Monday 10 August 2020
News ID: 80523
Publish Date: 11 July 2020 - 21:26

TEHRAN (Press TV) -- A senior Iranian foreign ministry official on Saturday slammed a "disinformation” campaign that seeks to stoke fears about the impacts of a potential agreement between Iran and China. Reza Zabib, a foreign minister aide for South Asia, dismissed "the hypothetical figures” reported in the media about Iran-China Comprehensive Strategic Partnership, saying nothing has yet been finalized about the deal. "The objective of those who spread this disinformation is to destroy the (bilateral) relations, to prevent the signing of the deal and to pile accusations on the (Iranian) government and system,” said






Zabib in an interview with Persian daily Shargh. The veteran diplomat also said that scaremongering about the deal is an attempt by certain political elements inside Iran to extract information about the deal and to force the Iranian government to disclose more information about the ongoing talks with China.
He said that Iran and China are now in agreement about at least 75 percent of the terms of a draft deal that was proposed by Iran during a visit to Beijing last year by Iranian Foreign Minister Muhammad Javad Zarif.

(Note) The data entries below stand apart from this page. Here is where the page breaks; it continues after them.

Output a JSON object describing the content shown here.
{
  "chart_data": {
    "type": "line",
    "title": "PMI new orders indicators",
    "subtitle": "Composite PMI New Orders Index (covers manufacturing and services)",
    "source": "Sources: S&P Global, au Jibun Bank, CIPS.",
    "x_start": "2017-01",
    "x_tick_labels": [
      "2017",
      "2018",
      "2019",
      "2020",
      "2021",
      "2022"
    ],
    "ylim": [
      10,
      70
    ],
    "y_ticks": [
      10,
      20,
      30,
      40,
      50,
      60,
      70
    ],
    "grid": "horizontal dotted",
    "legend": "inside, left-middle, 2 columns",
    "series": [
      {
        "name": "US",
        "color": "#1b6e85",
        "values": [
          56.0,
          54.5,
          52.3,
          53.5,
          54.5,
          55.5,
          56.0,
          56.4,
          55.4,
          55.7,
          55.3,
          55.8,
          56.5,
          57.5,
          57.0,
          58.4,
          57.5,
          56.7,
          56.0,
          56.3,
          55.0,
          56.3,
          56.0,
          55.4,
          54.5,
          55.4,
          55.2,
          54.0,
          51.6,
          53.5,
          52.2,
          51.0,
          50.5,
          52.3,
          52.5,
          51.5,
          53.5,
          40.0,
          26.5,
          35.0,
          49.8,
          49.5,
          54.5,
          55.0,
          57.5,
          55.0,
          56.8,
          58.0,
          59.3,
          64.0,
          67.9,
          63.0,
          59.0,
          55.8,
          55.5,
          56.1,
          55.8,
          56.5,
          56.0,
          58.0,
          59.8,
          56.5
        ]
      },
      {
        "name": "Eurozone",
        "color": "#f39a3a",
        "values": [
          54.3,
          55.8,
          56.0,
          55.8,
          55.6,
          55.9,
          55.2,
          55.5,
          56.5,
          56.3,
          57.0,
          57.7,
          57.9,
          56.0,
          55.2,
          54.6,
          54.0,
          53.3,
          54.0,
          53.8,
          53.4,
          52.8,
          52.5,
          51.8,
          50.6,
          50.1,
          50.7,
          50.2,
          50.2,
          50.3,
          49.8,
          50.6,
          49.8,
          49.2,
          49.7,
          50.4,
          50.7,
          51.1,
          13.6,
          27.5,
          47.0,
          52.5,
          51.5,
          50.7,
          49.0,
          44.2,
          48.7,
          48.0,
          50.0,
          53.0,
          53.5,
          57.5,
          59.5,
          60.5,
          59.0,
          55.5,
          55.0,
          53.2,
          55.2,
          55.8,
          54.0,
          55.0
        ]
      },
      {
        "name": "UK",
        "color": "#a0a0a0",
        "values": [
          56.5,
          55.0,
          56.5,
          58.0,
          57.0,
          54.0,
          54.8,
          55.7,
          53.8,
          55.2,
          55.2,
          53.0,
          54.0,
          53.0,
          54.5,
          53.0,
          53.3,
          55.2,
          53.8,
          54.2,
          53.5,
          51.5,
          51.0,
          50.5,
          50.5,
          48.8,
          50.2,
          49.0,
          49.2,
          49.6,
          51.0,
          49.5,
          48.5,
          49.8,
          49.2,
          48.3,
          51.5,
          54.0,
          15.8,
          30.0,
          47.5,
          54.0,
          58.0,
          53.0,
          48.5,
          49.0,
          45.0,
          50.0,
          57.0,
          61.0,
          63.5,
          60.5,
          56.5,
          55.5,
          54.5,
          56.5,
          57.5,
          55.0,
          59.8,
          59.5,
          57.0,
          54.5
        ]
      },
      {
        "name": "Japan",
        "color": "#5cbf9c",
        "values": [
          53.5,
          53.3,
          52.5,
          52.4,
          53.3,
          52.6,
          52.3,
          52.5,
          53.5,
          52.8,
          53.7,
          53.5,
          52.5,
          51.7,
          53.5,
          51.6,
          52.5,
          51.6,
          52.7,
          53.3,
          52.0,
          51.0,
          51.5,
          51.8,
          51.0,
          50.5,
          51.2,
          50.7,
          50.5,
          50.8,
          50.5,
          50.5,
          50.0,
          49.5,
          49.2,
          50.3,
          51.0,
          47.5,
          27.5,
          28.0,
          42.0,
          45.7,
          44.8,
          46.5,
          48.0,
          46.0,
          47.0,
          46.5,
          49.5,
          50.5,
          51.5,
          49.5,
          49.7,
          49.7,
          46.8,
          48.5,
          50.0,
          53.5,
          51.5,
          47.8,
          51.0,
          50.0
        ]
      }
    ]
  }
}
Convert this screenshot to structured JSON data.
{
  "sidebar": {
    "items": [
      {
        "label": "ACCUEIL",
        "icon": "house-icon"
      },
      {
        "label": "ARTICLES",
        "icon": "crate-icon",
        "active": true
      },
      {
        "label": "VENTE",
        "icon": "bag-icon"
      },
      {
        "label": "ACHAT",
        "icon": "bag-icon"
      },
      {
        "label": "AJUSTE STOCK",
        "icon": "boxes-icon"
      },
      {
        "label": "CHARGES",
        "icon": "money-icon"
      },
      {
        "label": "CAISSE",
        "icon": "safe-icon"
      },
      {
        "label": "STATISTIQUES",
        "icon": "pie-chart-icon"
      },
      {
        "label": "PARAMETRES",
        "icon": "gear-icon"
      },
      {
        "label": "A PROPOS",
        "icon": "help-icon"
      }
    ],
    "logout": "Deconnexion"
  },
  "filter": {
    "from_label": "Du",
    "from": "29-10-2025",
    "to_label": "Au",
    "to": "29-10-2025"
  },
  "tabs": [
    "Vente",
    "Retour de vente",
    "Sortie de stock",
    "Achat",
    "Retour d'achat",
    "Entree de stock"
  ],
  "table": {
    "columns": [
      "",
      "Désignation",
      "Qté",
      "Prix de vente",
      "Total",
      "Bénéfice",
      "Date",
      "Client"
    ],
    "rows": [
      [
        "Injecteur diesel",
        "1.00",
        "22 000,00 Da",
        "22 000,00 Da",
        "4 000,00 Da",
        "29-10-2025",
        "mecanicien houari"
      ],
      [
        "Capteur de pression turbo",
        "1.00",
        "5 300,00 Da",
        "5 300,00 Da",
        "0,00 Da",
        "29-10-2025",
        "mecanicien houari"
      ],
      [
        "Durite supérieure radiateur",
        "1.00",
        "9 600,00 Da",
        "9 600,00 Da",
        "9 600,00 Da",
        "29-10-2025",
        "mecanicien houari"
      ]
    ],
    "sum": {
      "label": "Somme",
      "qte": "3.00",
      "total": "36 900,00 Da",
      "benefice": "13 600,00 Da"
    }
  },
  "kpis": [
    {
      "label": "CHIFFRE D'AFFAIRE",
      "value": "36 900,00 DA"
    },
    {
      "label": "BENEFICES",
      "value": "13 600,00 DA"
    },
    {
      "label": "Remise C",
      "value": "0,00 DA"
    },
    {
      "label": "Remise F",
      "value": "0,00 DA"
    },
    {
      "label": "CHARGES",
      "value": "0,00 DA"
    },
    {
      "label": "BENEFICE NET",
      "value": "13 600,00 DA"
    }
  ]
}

Zabib said that the Iran-China Comprehensive Strategic Partnership will allow the two countries to expand ties in three main fields of politics, military and economy.
He said that the economic part of the agreement would cover a wide range of areas, including energy, technology and infrastructure.
Zabib’s comments come against the backdrop of criticism suggesting that Iran has offered major discounts on its future sales of oil to China in return for Beijing’s long-term and sizable investment in the country.
Iranian authorities have dismissed the claims while also insisting that the potential deal with China would not be attempt to offset the failure of a 2015 nuclear agreement involving major Western powers.
Zabib said China has always been a major economic partner for Iran, even at the times of normal relations between Tehran and some Western countries.